If someone that age just wants to maximize the number of lays, then internet dating is the way to go:
Easy to get a date every night of week if one wants to, providing you know how to play the net. But I guess that's a subject for a different board.
As for the influx of younger guys, well, MTV made strip clubs cool so now these young, no-money punks are taking up space in clubs and hitting on strippers when they should be at a regular bar hitting on women who are their for the same reason that they are.
As for Chitown's premise, there was an obvious mainstreaming of strip clubs from the 80s to the 90s. I think it was mainly due to just increased exposure (no pun), and maybe age demographics, but not so much greater permissiveness. A lot of business-oriented owners realized they could make money opening clubs, and a lot of cute girls realized they could make money stripping. The backlash of anti-acceptance didn't put the brakes on club growth until the market was already oversaturated.
Chitown, I'm not sure that I agree with your basic premise, that strip clubs have become more socially acceptable. That may be true in some areas and for some groups of people, after all, our whole society has become more permissive in some respects. But for other areas and other large segments of our society I think SC's are still considered to be pretty seedy. Age-wise, I think that people who grew up during and after the sexual revolution of the late-60's-early 70's tend to be more permissive than those of us who grew up before that time (which probably accounts for whatever truth lies in your premise.) But I think it's much more complicated than that. Our society has fragmented along so many lines that it's become hard to generalize about us anymore. We used to be a lot more homogeneous but those days are gone forever.

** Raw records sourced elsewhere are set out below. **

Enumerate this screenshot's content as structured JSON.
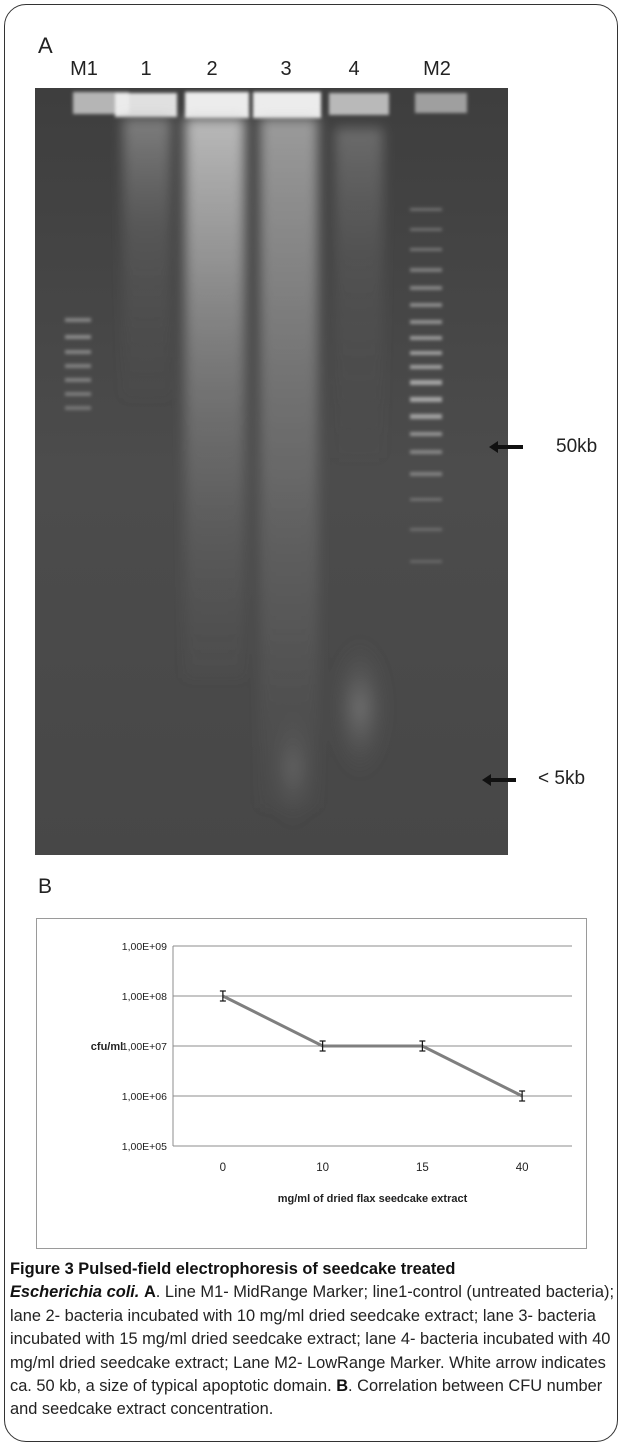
{
  "panel_a": {
    "label": "A",
    "lanes": [
      "M1",
      "1",
      "2",
      "3",
      "4",
      "M2"
    ],
    "markers": [
      {
        "label": "50kb",
        "note": "white arrow"
      },
      {
        "label": "< 5kb",
        "note": "small fragments"
      }
    ]
  },
  "panel_b": {
    "label": "B"
  },
  "chart_data": {
    "type": "line",
    "xlabel": "mg/ml of dried flax seedcake extract",
    "ylabel": "cfu/ml",
    "y_scale": "log",
    "categories": [
      "0",
      "10",
      "15",
      "40"
    ],
    "y_ticks": [
      "1,00E+05",
      "1,00E+06",
      "1,00E+07",
      "1,00E+08",
      "1,00E+09"
    ],
    "y_tick_values": [
      100000,
      1000000,
      10000000,
      100000000,
      1000000000
    ],
    "ylim": [
      100000,
      1000000000
    ],
    "series": [
      {
        "values": [
          100000000,
          10000000,
          10000000,
          1000000
        ],
        "error_bars": true,
        "color": "#7f7f7f"
      }
    ],
    "grid": true,
    "legend": "none"
  },
  "caption": {
    "title": "Figure 3 Pulsed-field electrophoresis of seedcake treated",
    "organism": "Escherichia coli.",
    "label_a": "A",
    "text_a": ". Line M1- MidRange Marker; line1-control (untreated bacteria); lane 2- bacteria incubated with 10 mg/ml dried seedcake extract; lane 3- bacteria incubated with 15 mg/ml dried seedcake extract; lane 4- bacteria incubated with 40 mg/ml dried seedcake extract; Lane M2- LowRange Marker. White arrow indicates ca. 50 kb, a size of typical apoptotic domain.",
    "label_b": "B",
    "text_b": ". Correlation between CFU number and seedcake extract concentration."
  }
}
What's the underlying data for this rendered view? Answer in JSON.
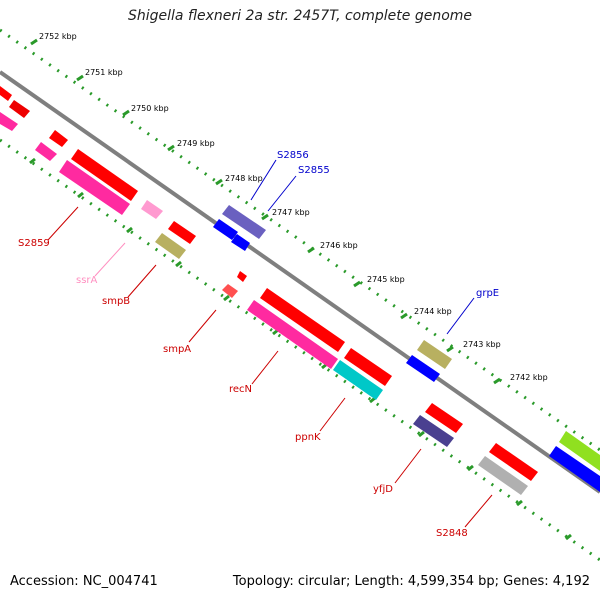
{
  "title": "Shigella flexneri 2a str. 2457T, complete genome",
  "footer": {
    "accession": "Accession: NC_004741",
    "stats": "Topology: circular; Length: 4,599,354 bp; Genes: 4,192"
  },
  "colors": {
    "backbone": "#7f7f7f",
    "ruler_dots": "#2a9a2a",
    "red": "#ff0000",
    "pink": "#ff2aa0",
    "light_pink": "#ff9ad0",
    "khaki": "#b8b060",
    "blue": "#0000ff",
    "slate": "#5a50a0",
    "cyan": "#00c8c8",
    "gray": "#b0b0b0",
    "lime": "#90e020",
    "label_red": "#cc0000",
    "label_blue": "#0000cc",
    "label_pink": "#ff8fc0"
  },
  "ruler": {
    "labels": [
      "2752 kbp",
      "2751 kbp",
      "2750 kbp",
      "2749 kbp",
      "2748 kbp",
      "2747 kbp",
      "2746 kbp",
      "2745 kbp",
      "2744 kbp",
      "2743 kbp",
      "2742 kbp"
    ]
  },
  "features": {
    "S2859": "S2859",
    "ssrA": "ssrA",
    "smpB": "smpB",
    "smpA": "smpA",
    "recN": "recN",
    "ppnK": "ppnK",
    "yfjD": "yfjD",
    "S2848": "S2848",
    "S2856": "S2856",
    "S2855": "S2855",
    "grpE": "grpE"
  }
}
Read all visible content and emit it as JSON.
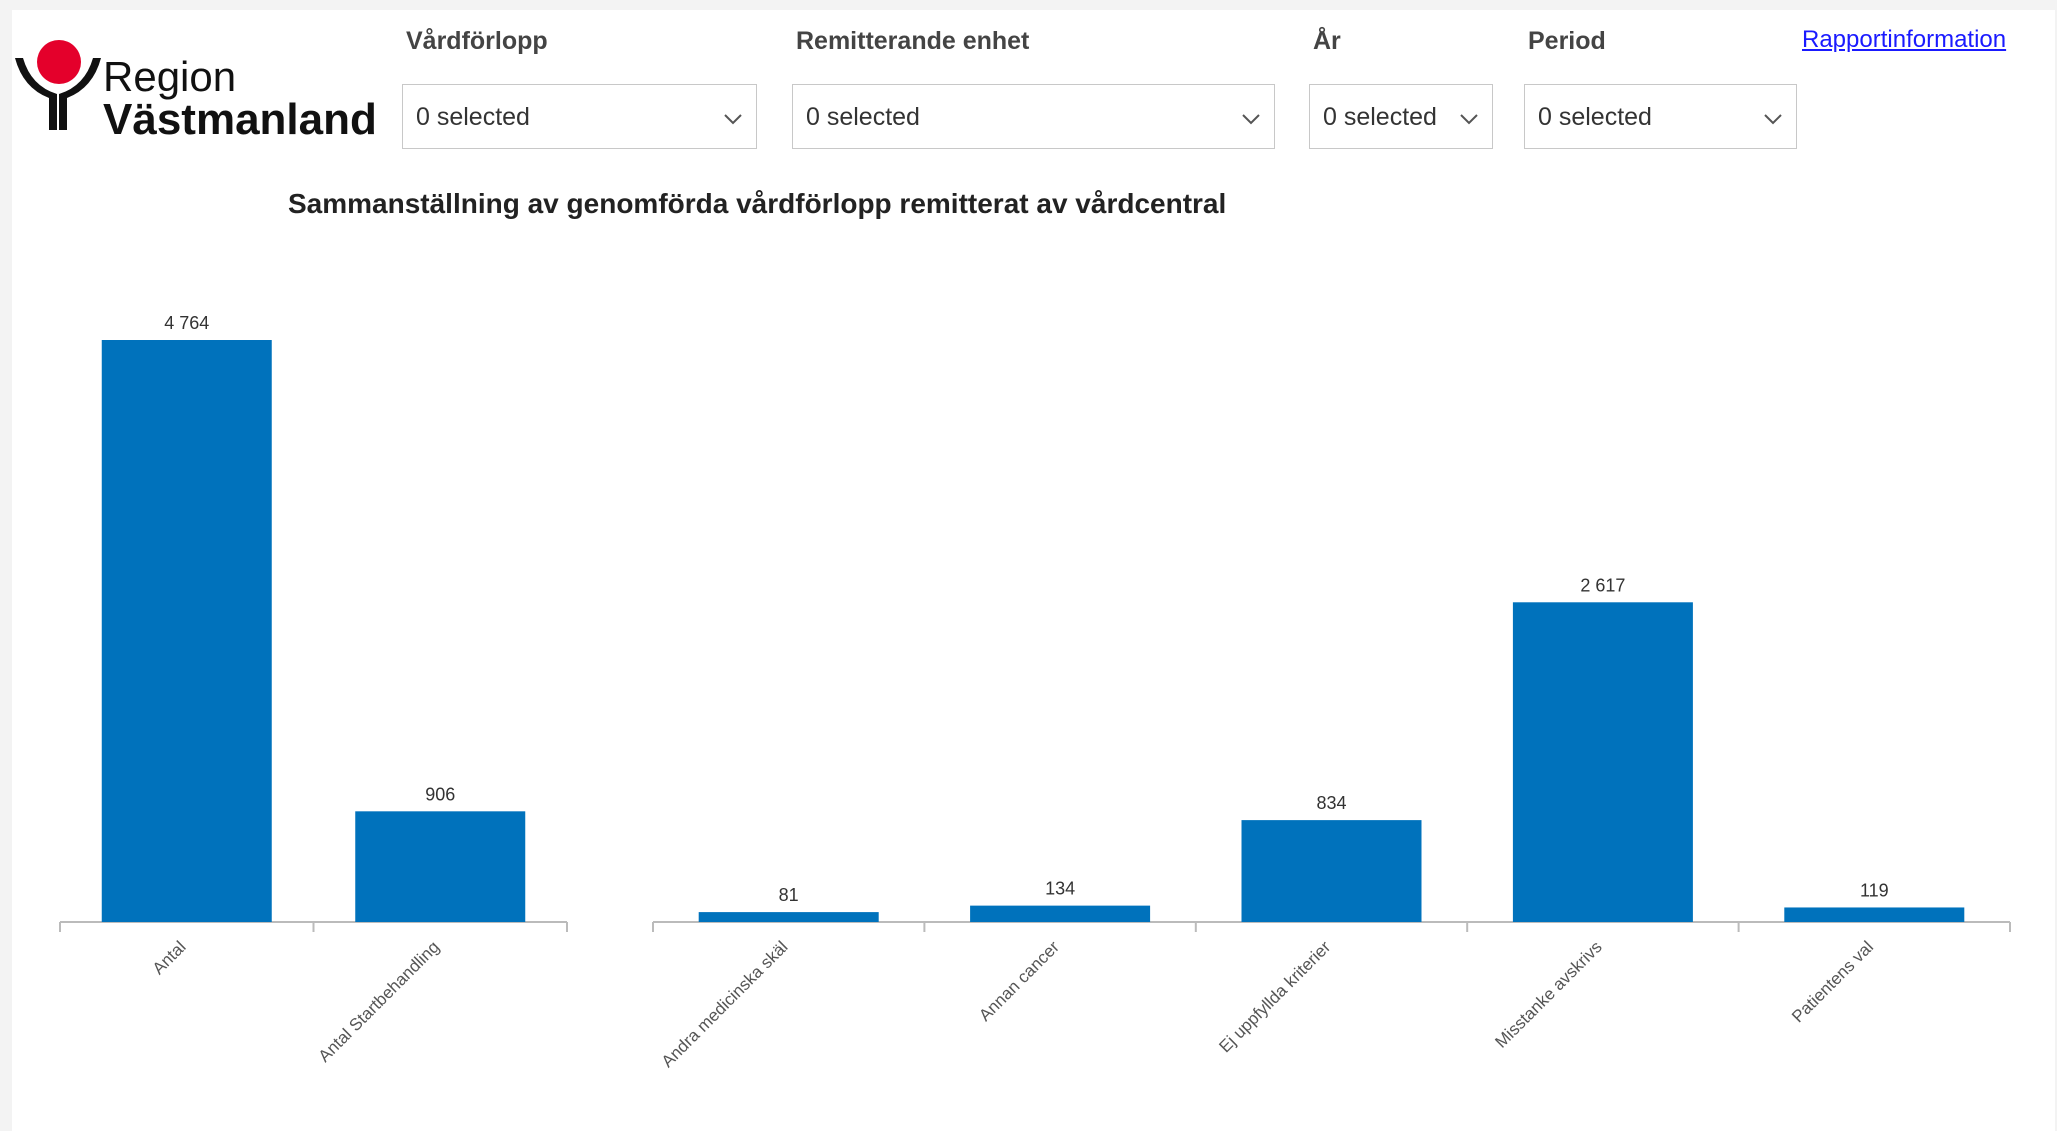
{
  "brand": {
    "line1": "Region",
    "line2": "Västmanland",
    "accent_color": "#e4002b"
  },
  "filters": [
    {
      "label": "Vårdförlopp",
      "value": "0 selected",
      "icon": "chevron-down-icon"
    },
    {
      "label": "Remitterande enhet",
      "value": "0 selected",
      "icon": "chevron-down-icon"
    },
    {
      "label": "År",
      "value": "0 selected",
      "icon": "chevron-down-icon"
    },
    {
      "label": "Period",
      "value": "0 selected",
      "icon": "chevron-down-icon"
    }
  ],
  "report_link": "Rapportinformation",
  "chart_data": [
    {
      "type": "bar",
      "title": "Sammanställning av genomförda vårdförlopp remitterat av vårdcentral",
      "categories": [
        "Antal",
        "Antal Startbehandling"
      ],
      "values": [
        4764,
        906
      ],
      "value_labels": [
        "4 764",
        "906"
      ],
      "color": "#0072bc",
      "xlabel": "",
      "ylabel": ""
    },
    {
      "type": "bar",
      "title": "",
      "categories": [
        "Andra medicinska skäl",
        "Annan cancer",
        "Ej uppfyllda kriterier",
        "Misstanke avskrivs",
        "Patientens val"
      ],
      "values": [
        81,
        134,
        834,
        2617,
        119
      ],
      "value_labels": [
        "81",
        "134",
        "834",
        "2 617",
        "119"
      ],
      "color": "#0072bc",
      "xlabel": "",
      "ylabel": ""
    }
  ]
}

*In the immortal words of Kesey/McMurphy/Nicholson
a) older men generally have trouble attracting women that age without paying
b) they have more money and time on their hands
c) they are less like to fall under the spell of strippers: they realize that dating/sex (w/o paying) is unlikely due to the age difference: thus they can sustain the hobby emotionally long term
d) some like the dellusion that strippers see them as "father figures" (yeah daddy paid for pussy/conversation, what the fuck ever)
I have settled on the following reasons:
1. For most of the 80s, I was in college and law school, with no disposable income.

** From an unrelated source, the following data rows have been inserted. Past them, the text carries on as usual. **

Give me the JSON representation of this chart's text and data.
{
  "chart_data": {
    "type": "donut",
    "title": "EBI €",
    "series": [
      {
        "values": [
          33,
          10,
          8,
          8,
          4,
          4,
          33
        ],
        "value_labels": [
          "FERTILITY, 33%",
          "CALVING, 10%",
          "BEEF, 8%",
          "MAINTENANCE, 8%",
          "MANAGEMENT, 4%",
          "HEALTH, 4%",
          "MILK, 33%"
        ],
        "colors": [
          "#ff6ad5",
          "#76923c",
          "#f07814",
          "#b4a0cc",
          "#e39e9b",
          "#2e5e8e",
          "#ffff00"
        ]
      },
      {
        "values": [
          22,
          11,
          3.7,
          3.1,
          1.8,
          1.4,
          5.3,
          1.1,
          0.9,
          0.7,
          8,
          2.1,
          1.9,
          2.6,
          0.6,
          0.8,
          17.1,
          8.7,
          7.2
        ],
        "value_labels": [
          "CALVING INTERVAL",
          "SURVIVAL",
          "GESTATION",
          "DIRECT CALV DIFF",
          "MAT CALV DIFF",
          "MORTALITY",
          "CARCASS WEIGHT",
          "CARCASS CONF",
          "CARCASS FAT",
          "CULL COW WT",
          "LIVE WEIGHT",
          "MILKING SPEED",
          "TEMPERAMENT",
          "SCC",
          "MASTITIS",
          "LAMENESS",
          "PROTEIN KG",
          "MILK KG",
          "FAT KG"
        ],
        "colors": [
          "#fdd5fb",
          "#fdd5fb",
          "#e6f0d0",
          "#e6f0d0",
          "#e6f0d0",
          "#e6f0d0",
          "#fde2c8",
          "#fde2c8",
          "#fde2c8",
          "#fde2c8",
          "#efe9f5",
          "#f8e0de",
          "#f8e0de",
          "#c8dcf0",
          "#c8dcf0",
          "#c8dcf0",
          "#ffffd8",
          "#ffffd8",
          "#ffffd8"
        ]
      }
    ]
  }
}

2. For the remainder of the 80s, when I was first practicing law, I wasn't making enough money. Although I was with a good firm in a large metropolitan area, the tiproll that I now take into a club (with every intention of spending) equals 1% of what my gross annual income was as a young lawyer. Now, my income has increased to the point where it is proportionately much less.

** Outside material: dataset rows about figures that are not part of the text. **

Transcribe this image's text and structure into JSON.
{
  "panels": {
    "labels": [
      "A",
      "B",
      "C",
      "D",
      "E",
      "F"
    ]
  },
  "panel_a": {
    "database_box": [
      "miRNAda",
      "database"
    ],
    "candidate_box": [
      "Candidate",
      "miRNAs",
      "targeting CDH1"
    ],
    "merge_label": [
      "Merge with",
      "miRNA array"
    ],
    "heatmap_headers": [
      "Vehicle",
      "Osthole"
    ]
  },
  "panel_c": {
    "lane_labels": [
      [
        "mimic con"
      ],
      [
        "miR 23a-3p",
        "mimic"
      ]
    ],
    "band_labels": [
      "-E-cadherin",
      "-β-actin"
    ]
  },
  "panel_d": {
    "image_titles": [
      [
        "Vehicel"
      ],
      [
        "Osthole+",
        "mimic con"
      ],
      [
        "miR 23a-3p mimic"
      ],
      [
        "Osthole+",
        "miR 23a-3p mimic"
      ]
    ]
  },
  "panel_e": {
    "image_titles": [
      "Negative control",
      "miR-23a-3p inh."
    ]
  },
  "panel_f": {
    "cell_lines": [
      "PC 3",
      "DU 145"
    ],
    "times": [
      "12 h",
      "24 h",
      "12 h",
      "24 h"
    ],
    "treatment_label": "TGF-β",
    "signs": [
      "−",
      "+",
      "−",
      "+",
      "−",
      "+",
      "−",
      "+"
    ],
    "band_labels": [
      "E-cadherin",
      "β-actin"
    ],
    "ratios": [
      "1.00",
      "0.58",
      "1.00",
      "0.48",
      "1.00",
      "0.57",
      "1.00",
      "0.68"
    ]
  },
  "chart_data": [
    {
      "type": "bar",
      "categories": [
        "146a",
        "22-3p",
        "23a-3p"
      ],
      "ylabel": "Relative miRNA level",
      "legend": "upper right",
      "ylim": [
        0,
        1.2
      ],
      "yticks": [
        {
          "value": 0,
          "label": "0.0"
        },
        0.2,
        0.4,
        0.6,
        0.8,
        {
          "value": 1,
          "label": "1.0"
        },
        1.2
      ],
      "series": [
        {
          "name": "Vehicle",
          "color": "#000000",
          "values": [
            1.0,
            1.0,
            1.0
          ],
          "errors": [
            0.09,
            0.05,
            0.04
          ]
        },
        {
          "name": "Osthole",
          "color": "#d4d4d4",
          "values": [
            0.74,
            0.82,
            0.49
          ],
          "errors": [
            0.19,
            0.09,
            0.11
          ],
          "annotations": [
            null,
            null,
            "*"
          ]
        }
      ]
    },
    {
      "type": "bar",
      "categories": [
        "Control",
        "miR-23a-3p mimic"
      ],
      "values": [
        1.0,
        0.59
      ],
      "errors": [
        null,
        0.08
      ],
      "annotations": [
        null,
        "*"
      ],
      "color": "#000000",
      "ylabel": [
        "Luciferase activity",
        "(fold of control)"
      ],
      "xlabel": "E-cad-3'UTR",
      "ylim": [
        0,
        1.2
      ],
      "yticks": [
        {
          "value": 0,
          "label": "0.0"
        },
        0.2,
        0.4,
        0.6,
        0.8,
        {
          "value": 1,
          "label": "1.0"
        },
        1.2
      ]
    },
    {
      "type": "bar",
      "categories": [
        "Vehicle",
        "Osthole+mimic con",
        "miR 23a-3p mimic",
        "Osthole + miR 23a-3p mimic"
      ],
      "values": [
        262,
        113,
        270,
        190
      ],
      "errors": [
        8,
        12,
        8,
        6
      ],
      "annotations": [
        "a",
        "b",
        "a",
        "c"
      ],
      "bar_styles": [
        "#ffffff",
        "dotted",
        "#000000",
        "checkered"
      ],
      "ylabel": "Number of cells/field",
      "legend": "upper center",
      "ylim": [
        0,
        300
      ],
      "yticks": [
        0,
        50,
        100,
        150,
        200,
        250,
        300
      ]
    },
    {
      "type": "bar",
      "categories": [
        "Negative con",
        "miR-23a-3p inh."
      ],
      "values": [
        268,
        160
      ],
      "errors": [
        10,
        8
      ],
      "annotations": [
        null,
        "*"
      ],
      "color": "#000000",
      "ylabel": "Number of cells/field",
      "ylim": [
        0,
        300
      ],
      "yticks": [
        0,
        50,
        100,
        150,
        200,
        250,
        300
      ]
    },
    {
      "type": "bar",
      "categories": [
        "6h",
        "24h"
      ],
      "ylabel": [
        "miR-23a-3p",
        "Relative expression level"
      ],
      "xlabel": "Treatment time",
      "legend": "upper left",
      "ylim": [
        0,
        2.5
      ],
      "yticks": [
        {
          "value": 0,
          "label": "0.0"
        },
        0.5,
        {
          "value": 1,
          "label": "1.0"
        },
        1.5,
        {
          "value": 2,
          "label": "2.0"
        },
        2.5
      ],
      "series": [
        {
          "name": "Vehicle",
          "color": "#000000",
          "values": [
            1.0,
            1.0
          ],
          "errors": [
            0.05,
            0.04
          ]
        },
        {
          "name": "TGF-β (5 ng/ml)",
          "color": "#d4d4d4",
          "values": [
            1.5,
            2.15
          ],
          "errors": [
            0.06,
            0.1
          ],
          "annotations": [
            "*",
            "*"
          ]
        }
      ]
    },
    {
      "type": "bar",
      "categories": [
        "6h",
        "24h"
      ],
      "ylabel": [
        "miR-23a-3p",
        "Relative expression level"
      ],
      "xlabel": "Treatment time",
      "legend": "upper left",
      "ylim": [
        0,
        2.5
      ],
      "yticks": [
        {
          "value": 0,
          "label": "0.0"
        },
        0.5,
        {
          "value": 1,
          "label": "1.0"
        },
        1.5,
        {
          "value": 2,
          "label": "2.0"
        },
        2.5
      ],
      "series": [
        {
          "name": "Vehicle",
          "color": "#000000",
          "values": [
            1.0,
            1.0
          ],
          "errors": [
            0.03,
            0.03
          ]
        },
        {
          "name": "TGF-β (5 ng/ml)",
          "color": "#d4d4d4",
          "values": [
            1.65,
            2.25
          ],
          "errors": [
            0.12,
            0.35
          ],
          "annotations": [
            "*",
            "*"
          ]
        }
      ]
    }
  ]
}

3. Strip clubs in the 80s were not what they are now, or were in the 90s. From one decade to the next, they became much more mainstream and visible.
4. And finally, I spent my working life during the 80s living in Chicago, a town where adult entertainment just stinks, including strip clubs. I think that Chicago LE is still overcompensating for the crime problems in the 30s.
I would like hearing from some of the more senior members of this site their theories on WHY sc's became more mainstream from the 80s to the 90s. I don't think there is any question that, before the 90s, strip clubs were considered seedy relics of red light districts, whereas starting in the 90s they became considered just another form of entertainment. In other words, when and how did strip clubs go from the "Hardcore" presentation of the 70s to the "Showgirls" version of the 90s?
I had one dancer lie to me and tell me she was almost 40. I corrected her immediately (maybe she was testing my memory). She had told me her age before and I remembered. She only looks like 27 to 29. I was thinking if dancers still look that good in their 40's, everyone else must be doing something wrong.
Sorry for the error. No edit button options in this message board.